Ini yang membedakan dengan orang orang Indonesia, masih bisa diketemukan orang-orang yang berbuat tanpa pamrih secara langsung, walaupun jarang sekali.
Apa yang dimaksud dengan ‘tanpa pamrih secara langsung’? Banyak dari kita yang berpikiran demikian, melakukan sesuatu dengan harapan balasan jatuh ke anak cucu, jika sekarang tidak mendapatkan secara langsung dari lawan interaksinya. Karena itu lebaran menjadi ajang jalin silaturahim yang tepat.
e. 有難うございますという感謝の心 arigatou gozaimasu to iu kansha no kokoro
Bagamana dengan ucapan “terima kasih”? dibandingkan dengan orang Indonesia, orang Jepang lebih susah atau lebih jarang mengucapkan “arigatou gozaimasu” (Terima kasih). Karena apa? Bagi mereka menerima sesuatu barang atau perbuatan itu, tidak cukup hanya dengan “terima kasih”, tapi lebih cenderung mengucapkan “sumimasen” (maaf). Karena dalam pikiran mereka, saat menerima sesuatu itu, hubungan itu tidak cukup berhenti saat itu saja.
Maksudnya, masih ada kelanjutannya, sesuai dengan arti harfiah sumimasen, yakni, ‘sesuatu yang belum tuntas’.
Dua hal inilah bisa kita sadari bahwa ada suatu beda pemikiran yang besar bagi orang yang mengakui keberadaa Tuhan. Karena saat “terima kasih”, bisa berarti Tuhan yang akan membalasnya.
Lima filosofi yang berlaku di masyarakat Jepang sebagai bekal untuk berinteraksi satu dengan yang lainnya ini, seberapa jauh masih berlaku? Dan seberapa jauh, mereka masih melakukannya sampai sekarang? Penulis tidak bisa memastikannya. Pada tulisan ini, penulis hanya coba berikan contoh kongkritnya dalam keseharian mereka.
Pas momen kita usai lebaran, ternyata banyak crita-cerita yang bisa kita bandingkan untuk refleksi kita bersama. Saat mengucapkan “ya”, sering kita pakai hanya sebagai tameng untuk menutupi sesuatu. Begitu juga dengan ucapan “minta maaf” yang terucap saat lebaran, ada kalanya ucapan itu hanya berperansebagai salam pembuka suatu interaksi.

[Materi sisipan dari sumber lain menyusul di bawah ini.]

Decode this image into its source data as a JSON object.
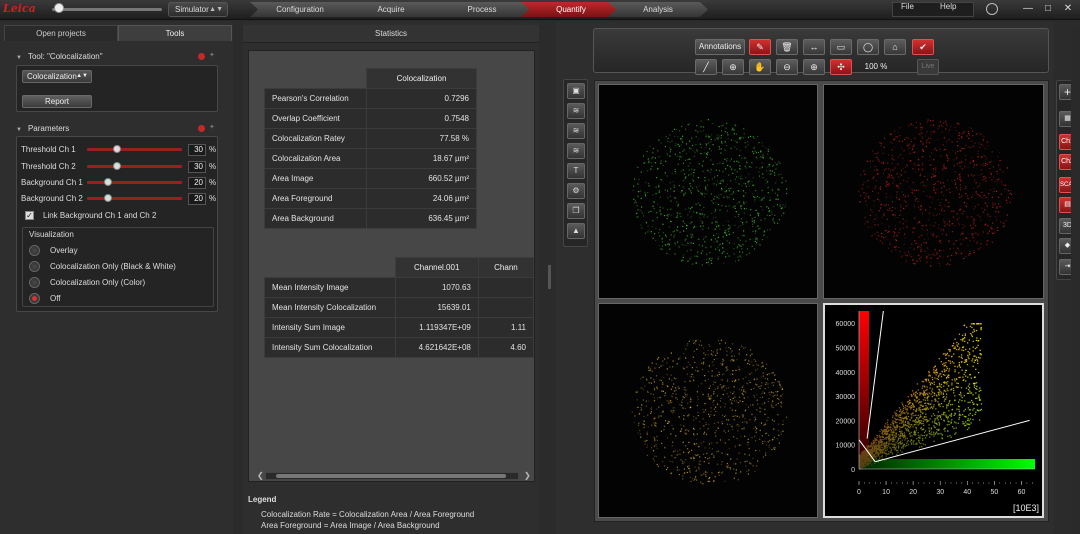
{
  "app": {
    "logo_text": "Leica",
    "mode": "Simulator",
    "workflow": [
      "Configuration",
      "Acquire",
      "Process",
      "Quantify",
      "Analysis"
    ],
    "active_step": "Quantify",
    "menu": [
      "File",
      "Help"
    ]
  },
  "left_panel": {
    "tabs": [
      "Open projects",
      "Tools"
    ],
    "tool_header": "Tool: \"Colocalization\"",
    "tool_select": "Colocalization",
    "report_button": "Report",
    "parameters_header": "Parameters",
    "params": [
      {
        "label": "Threshold Ch 1",
        "value": "30",
        "unit": "%",
        "level": 0.3
      },
      {
        "label": "Threshold Ch 2",
        "value": "30",
        "unit": "%",
        "level": 0.3
      },
      {
        "label": "Background Ch 1",
        "value": "20",
        "unit": "%",
        "level": 0.2
      },
      {
        "label": "Background Ch 2",
        "value": "20",
        "unit": "%",
        "level": 0.2
      }
    ],
    "link_label": "Link Background Ch 1 and Ch 2",
    "link_checked": true,
    "visualization_header": "Visualization",
    "visualization_options": [
      "Overlay",
      "Colocalization Only (Black & White)",
      "Colocalization Only (Color)",
      "Off"
    ],
    "visualization_selected": "Off"
  },
  "statistics": {
    "title": "Statistics",
    "coloc_header": "Colocalization",
    "coloc_rows": [
      {
        "label": "Pearson's Correlation",
        "value": "0.7296"
      },
      {
        "label": "Overlap Coefficient",
        "value": "0.7548"
      },
      {
        "label": "Colocalization Ratey",
        "value": "77.58  %"
      },
      {
        "label": "Colocalization Area",
        "value": "18.67  µm²"
      },
      {
        "label": "Area Image",
        "value": "660.52  µm²"
      },
      {
        "label": "Area Foreground",
        "value": "24.06  µm²"
      },
      {
        "label": "Area Background",
        "value": "636.45  µm²"
      }
    ],
    "channel_headers": [
      "Channel.001",
      "Chann"
    ],
    "channel_rows": [
      {
        "label": "Mean Intensity Image",
        "v1": "1070.63",
        "v2": ""
      },
      {
        "label": "Mean Intensity Colocalization",
        "v1": "15639.01",
        "v2": ""
      },
      {
        "label": "Intensity Sum Image",
        "v1": "1.119347E+09",
        "v2": "1.11"
      },
      {
        "label": "Intensity Sum Colocalization",
        "v1": "4.621642E+08",
        "v2": "4.60"
      }
    ],
    "legend_title": "Legend",
    "legend_lines": [
      "Colocalization Rate  =  Colocalization Area / Area Foreground",
      "Area Foreground  =  Area Image / Area Background"
    ]
  },
  "image_toolbar": {
    "annotations_label": "Annotations",
    "zoom": "100 %",
    "live_label": "Live"
  },
  "right_toolbar": [
    "Ch1",
    "Ch2",
    "SCAT",
    "3D"
  ],
  "chart_data": {
    "type": "scatter",
    "title": "",
    "xlabel": "",
    "ylabel": "",
    "xlim": [
      0,
      65
    ],
    "ylim": [
      0,
      65000
    ],
    "x_ticks": [
      "0",
      "10",
      "20",
      "30",
      "40",
      "50",
      "60"
    ],
    "y_ticks": [
      "0",
      "10000",
      "20000",
      "30000",
      "40000",
      "50000",
      "60000"
    ],
    "unit_label": "[10E3]",
    "threshold_lines": true
  }
}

Yang sangat berbeda antara Jepang dan Indonesia adalah ungkapan rasa syukur atas karuniaNYa. Ucapan yang berkaitan dengan Tuhan atau menyebut secara langsung kosa kata “Tuhan” tidak akan kita temui. Kemudian, pada hal yang berhubungan dengan melakukan sesuatu untuk orang lain, pada umumnya orang Indonesia ada satu pemikiran yang berhubungan dengan ‘tanpa pamrih secara langsung’. Pemikiran inilah yang menjadi alasan seseorang termotivasi untuk menjalin silaturahim, terutama saat lebaran.